It’s time for Sailors to lace up their running shoes and get moving to prepare for the 2015 Cycle 1 Semi-Annual Physical Fitness Assessment (PFA).
With the PFA less than a month away, Naval Air Facility Atusgi’s Command Fitness Leader (CFL) Religious Programs Specialist 1st Class Larrifour Hermida urges Sailors who haven’t started preparing to begin immediately to perform at a high level.
“Sailors should be maintaining a good health and fitness routine year-round,” said Hermida.
The PFA consists of a Body Composition Assessment (BCA), which measures the Navy’s established guidelines of “maximum weight for height,” and a Physical Readiness Test (PRT) consisting of curl-ups, push-ups, and a 1.5 mile run. Alternative cardio tests can be done on a stationary bike, elliptical, treadmill or a 500 meter swim.
Sailors can contact their command fitness leader CFL and ask for a courtesy BCA.
A check-in, or courtesy BCA, is a proactive measure to help Sailors in meeting BCA standards.
Hermida said Sailors whose BCA exceeds Navy standards need to start working out now. Failing the BCA portion during the PFA results in an automatic overall failure.
Decreasing a percentage of body fat can be more difficult than just losing weight.
In order for Sailors to reach BCA standards they should focus on proper nutrition and exercise.
In addition, there are small fitness tests Sailors can do on their own to gauge where they are.
“A good way to test your curl-up performance is to go through a full workout and then do the curl-up portion of the PRT to check your core strength,” said Hermida. “If you can comfortably pass after a workout then you should have no problem when you are well-rested.”
The push-up portion of the test requires Sailors to reach at least a 90 degree bend with both elbows and then pushing all the way up.
Although the PRT requires push-ups and curl-ups, there are also several alternative exercises one can do to help increase their overall score.

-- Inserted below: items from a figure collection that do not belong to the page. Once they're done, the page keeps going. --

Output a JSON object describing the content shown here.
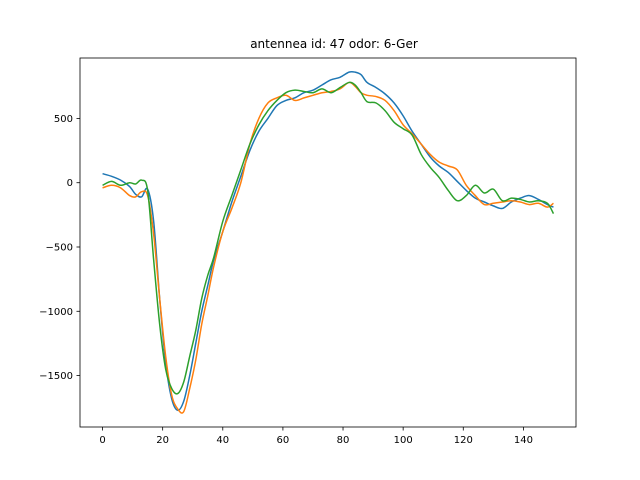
{
  "chart_data": {
    "type": "line",
    "title": "antennea id: 47    odor: 6-Ger",
    "xlabel": "",
    "ylabel": "",
    "xlim": [
      -7.5,
      157.5
    ],
    "ylim": [
      -1900,
      970
    ],
    "xticks": [
      0,
      20,
      40,
      60,
      80,
      100,
      120,
      140
    ],
    "yticks": [
      -1500,
      -1000,
      -500,
      0,
      500
    ],
    "ytick_labels": [
      "−1500",
      "−1000",
      "−500",
      "0",
      "500"
    ],
    "grid": false,
    "legend": "none",
    "series": [
      {
        "color": "#1f77b4",
        "x": [
          0,
          3,
          6,
          9,
          11,
          13,
          15,
          17,
          19,
          21,
          23,
          25,
          27,
          29,
          31,
          33,
          35,
          37,
          40,
          43,
          46,
          49,
          52,
          55,
          58,
          61,
          64,
          67,
          70,
          73,
          76,
          79,
          82,
          84,
          86,
          88,
          91,
          94,
          97,
          100,
          103,
          106,
          109,
          112,
          115,
          118,
          121,
          124,
          127,
          130,
          133,
          136,
          139,
          142,
          145,
          148,
          150
        ],
        "y": [
          70,
          50,
          20,
          -30,
          -90,
          -110,
          -50,
          -300,
          -900,
          -1400,
          -1680,
          -1770,
          -1700,
          -1500,
          -1250,
          -1000,
          -800,
          -600,
          -380,
          -150,
          50,
          250,
          400,
          500,
          600,
          640,
          660,
          700,
          720,
          760,
          800,
          820,
          860,
          860,
          840,
          780,
          740,
          690,
          620,
          520,
          400,
          300,
          200,
          130,
          80,
          10,
          -60,
          -120,
          -150,
          -180,
          -200,
          -150,
          -120,
          -100,
          -130,
          -170,
          -190
        ]
      },
      {
        "color": "#ff7f0e",
        "x": [
          0,
          3,
          6,
          9,
          11,
          13,
          15,
          17,
          19,
          21,
          23,
          25,
          27,
          29,
          31,
          33,
          35,
          37,
          40,
          43,
          46,
          49,
          52,
          55,
          58,
          61,
          64,
          67,
          70,
          73,
          76,
          79,
          82,
          84,
          86,
          88,
          91,
          94,
          97,
          100,
          103,
          106,
          109,
          112,
          115,
          118,
          121,
          124,
          127,
          130,
          133,
          136,
          139,
          142,
          145,
          148,
          150
        ],
        "y": [
          -40,
          -20,
          -40,
          -100,
          -110,
          -70,
          -100,
          -400,
          -900,
          -1350,
          -1650,
          -1760,
          -1780,
          -1600,
          -1380,
          -1100,
          -880,
          -650,
          -380,
          -200,
          0,
          300,
          500,
          620,
          660,
          680,
          640,
          660,
          680,
          700,
          710,
          730,
          780,
          750,
          700,
          680,
          670,
          640,
          560,
          450,
          380,
          300,
          220,
          160,
          130,
          100,
          -20,
          -100,
          -170,
          -160,
          -150,
          -140,
          -150,
          -170,
          -160,
          -190,
          -160
        ]
      },
      {
        "color": "#2ca02c",
        "x": [
          0,
          3,
          6,
          9,
          11,
          13,
          15,
          17,
          19,
          21,
          23,
          25,
          27,
          29,
          31,
          33,
          35,
          37,
          40,
          43,
          46,
          49,
          52,
          55,
          58,
          61,
          64,
          67,
          70,
          73,
          76,
          79,
          82,
          84,
          86,
          88,
          91,
          94,
          97,
          100,
          103,
          106,
          109,
          112,
          115,
          118,
          121,
          124,
          127,
          130,
          133,
          136,
          139,
          142,
          145,
          148,
          150
        ],
        "y": [
          -20,
          10,
          -20,
          0,
          -10,
          20,
          -60,
          -600,
          -1100,
          -1450,
          -1600,
          -1640,
          -1550,
          -1350,
          -1150,
          -900,
          -720,
          -580,
          -300,
          -100,
          100,
          300,
          450,
          560,
          640,
          700,
          720,
          710,
          700,
          730,
          700,
          740,
          780,
          760,
          700,
          630,
          620,
          560,
          470,
          420,
          370,
          220,
          120,
          40,
          -60,
          -140,
          -100,
          -20,
          -80,
          -50,
          -140,
          -120,
          -130,
          -150,
          -140,
          -160,
          -240
        ]
      }
    ]
  }
}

“If you run through a mock PRT every time you work out you’re going to burn out,” said Hermida. “Instead of just standard push-ups, try doing the plyometric or incline version, and instead of curlups see if you can hold a plank for 45 seconds.”
Most of the exercises for the PRT can be done without the use of any equipment and in a space as small as a barracks room.

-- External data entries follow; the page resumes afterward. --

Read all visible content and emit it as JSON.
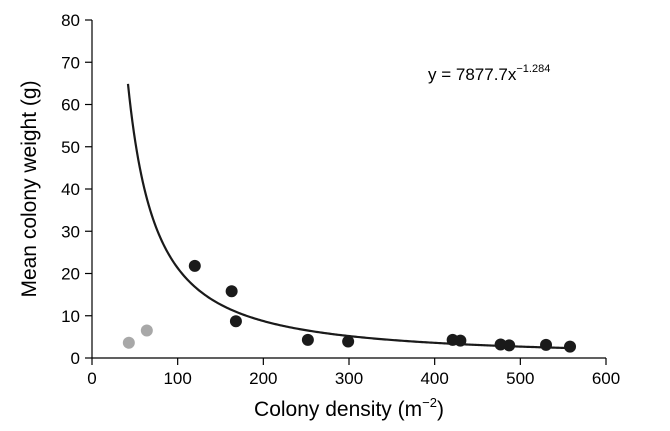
{
  "chart_data": {
    "type": "scatter",
    "title": "",
    "xlabel": "Colony density (m",
    "xlabel_sup": "−2",
    "xlabel_close": ")",
    "ylabel": "Mean colony weight (g)",
    "xlim": [
      0,
      600
    ],
    "ylim": [
      0,
      80
    ],
    "xticks": [
      0,
      100,
      200,
      300,
      400,
      500,
      600
    ],
    "yticks": [
      0,
      10,
      20,
      30,
      40,
      50,
      60,
      70,
      80
    ],
    "grid": false,
    "colors": {
      "black_points": "#1a1a1a",
      "grey_points": "#a8a8a8",
      "curve": "#1a1a1a",
      "axis": "#000000"
    },
    "series": [
      {
        "points": [
          [
            120,
            21.8
          ],
          [
            163,
            15.8
          ],
          [
            168,
            8.7
          ],
          [
            252,
            4.3
          ],
          [
            299,
            3.9
          ],
          [
            421,
            4.3
          ],
          [
            430,
            4.1
          ],
          [
            477,
            3.2
          ],
          [
            487,
            3.0
          ],
          [
            530,
            3.1
          ],
          [
            558,
            2.7
          ]
        ]
      },
      {
        "points": [
          [
            43,
            3.6
          ],
          [
            64,
            6.5
          ]
        ]
      }
    ],
    "fit": {
      "equation_text": "y = 7877.7x",
      "exponent_text": "−1.284",
      "a": 7877.7,
      "b": -1.284,
      "x_range": [
        42,
        560
      ]
    }
  }
}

“When it comes to distance running, 1.5 miles is not that far,” said Hermida. “To train for the best possible time, Sailors should focus on improving their long distance, intermediate and sprint performance.”

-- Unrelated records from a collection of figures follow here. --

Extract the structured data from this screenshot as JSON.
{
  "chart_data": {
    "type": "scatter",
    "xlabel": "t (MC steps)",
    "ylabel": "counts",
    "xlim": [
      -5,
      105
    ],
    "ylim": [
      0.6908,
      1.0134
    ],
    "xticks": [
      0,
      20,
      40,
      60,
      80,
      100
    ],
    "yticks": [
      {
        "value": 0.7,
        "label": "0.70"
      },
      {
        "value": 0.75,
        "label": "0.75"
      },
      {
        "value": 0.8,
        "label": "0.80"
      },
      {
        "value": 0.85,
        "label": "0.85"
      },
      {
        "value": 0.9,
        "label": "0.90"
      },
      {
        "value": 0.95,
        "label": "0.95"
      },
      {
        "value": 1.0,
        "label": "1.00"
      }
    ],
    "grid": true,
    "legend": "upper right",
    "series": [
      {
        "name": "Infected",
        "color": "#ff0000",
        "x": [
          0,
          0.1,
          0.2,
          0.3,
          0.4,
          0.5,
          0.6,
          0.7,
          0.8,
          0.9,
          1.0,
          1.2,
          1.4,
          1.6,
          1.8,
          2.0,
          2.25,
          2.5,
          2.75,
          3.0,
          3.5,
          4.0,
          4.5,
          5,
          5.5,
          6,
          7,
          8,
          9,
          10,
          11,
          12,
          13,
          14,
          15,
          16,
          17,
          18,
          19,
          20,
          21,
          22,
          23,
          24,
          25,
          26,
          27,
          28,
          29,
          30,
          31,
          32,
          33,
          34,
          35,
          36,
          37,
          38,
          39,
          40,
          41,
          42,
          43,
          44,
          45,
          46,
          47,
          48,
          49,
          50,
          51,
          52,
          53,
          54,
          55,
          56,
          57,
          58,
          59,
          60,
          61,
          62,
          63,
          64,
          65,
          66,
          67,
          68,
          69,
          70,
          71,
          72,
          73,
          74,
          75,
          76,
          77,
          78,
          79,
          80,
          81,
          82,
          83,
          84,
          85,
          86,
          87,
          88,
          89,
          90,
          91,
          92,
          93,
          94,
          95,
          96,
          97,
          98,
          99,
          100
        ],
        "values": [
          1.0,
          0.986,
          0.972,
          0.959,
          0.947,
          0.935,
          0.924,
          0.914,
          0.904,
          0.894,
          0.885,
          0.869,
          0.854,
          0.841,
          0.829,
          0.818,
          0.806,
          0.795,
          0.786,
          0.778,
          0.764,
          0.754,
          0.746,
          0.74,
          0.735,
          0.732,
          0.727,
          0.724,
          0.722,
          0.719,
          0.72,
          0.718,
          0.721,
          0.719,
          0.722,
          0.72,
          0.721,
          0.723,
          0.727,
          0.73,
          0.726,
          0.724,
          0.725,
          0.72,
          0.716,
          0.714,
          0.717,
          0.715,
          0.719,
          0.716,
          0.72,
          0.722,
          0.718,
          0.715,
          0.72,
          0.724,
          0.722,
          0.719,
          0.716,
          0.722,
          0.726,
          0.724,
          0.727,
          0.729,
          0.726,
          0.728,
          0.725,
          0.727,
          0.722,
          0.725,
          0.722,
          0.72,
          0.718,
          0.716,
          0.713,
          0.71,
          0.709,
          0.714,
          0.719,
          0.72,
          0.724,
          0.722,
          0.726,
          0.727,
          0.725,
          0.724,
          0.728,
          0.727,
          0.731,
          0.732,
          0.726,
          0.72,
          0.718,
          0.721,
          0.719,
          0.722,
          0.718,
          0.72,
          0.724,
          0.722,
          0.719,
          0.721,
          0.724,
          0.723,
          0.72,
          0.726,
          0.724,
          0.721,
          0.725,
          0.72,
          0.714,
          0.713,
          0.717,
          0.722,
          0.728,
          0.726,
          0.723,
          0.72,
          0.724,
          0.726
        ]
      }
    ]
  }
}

These can be divided throughout the week with Sailors aiming for around 150 minutes of cardio a week.
“Alternate between a slow two-or three-mile run, a fast paced 400-to 800-meter run, and 40 to 50-yard interval sprints,” said Hermida. “150 minutes sounds like a lot but its only 30 minutes a day, five days a week.”
Samples of a six-week program to improve all of the required exercises, as well as the scoring chart for each of the age groups, can be found at http://www.navy-prt.com/.
For more tips on improving your overall PFA score or if you need to double check and make sure you’re within standards visit your CFL.